Opolscy politycy o nyskiej obwodnicy
Jarosław Pilc z Ruchu Palikota podkreśla, że to jedna z najważniejszych inwestycji w województwie opolskim. W zapewnienia ministra transportu jednak nie wierzy. - Obwodnica jest elementem gry wyborczej - twierdzi.
Marszałek województwa opolskiego Józef Sebesta z Platformy Obywatelskiej wyjaśnia, że wpisanie obwodnicy na listę wymagało wielu rozmów z ministrem transportu i premierem Donaldem Tuskiem.
Sebesta dodaje, że w kolejnym planie powinna znaleźć się - ze względów bezpieczeństwa - obwodnica Kędzierzyna-Koźla. - Codziennie przez centrum KK przewozi się 1 500 ton niebezpiecznych materiałów – tłumaczy marszałek. Jeśli chodzi o obwodnicę Niemodlina, to - w ocenie Sebesty - inwestycję trzeba na nowo przemyśleć, by nie wpłynęła na marginalizacją miasta.
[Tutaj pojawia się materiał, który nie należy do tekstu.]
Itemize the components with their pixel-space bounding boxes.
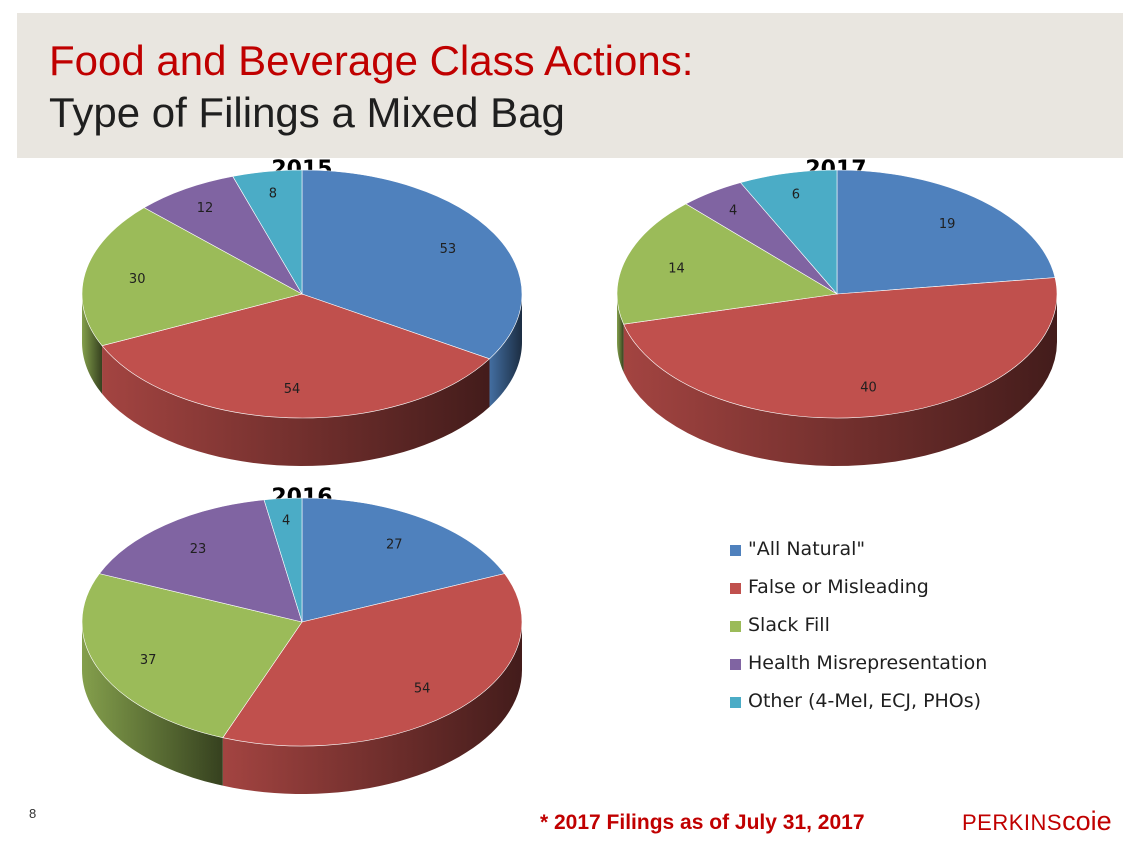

Piotr Woźniak z SLD jest przekonany, ze budowa obwodnicy Nysy spowoduje ożywienie gospodarcze w całym powiecie nyskim, który zmaga się z bardzo wysokim bezrobociem. - To kluczowa inwestycja, chciałbym wierzyć, że wreszcie ruszy - mówi.
Sceptycyzmu nie kryją politycy prawicy. Arkadiusz Szymański z Prawa i Sprawiedliwości i Marcin Rol z Solidarnej Polski przypominają, że PO już w 2007 roku zapewniała publicznie, że budowa obwodnicy Nysy jest przesądzona. - Miały być gotowa już w 2012 roku, tak mówili politycy Platformy - mówi Szymański. - Tylko obiecujecie i obiecujecie.
- Gdy w listopadzie okaże się, że przetarg został ogłoszony, będziecie winni mieszkańcom regionu przeprosiny - tak skomentował opinie opozycji marszałek Sebesta.
Budowa obwodnicy była jednym z tematów debaty w Loży radiowej.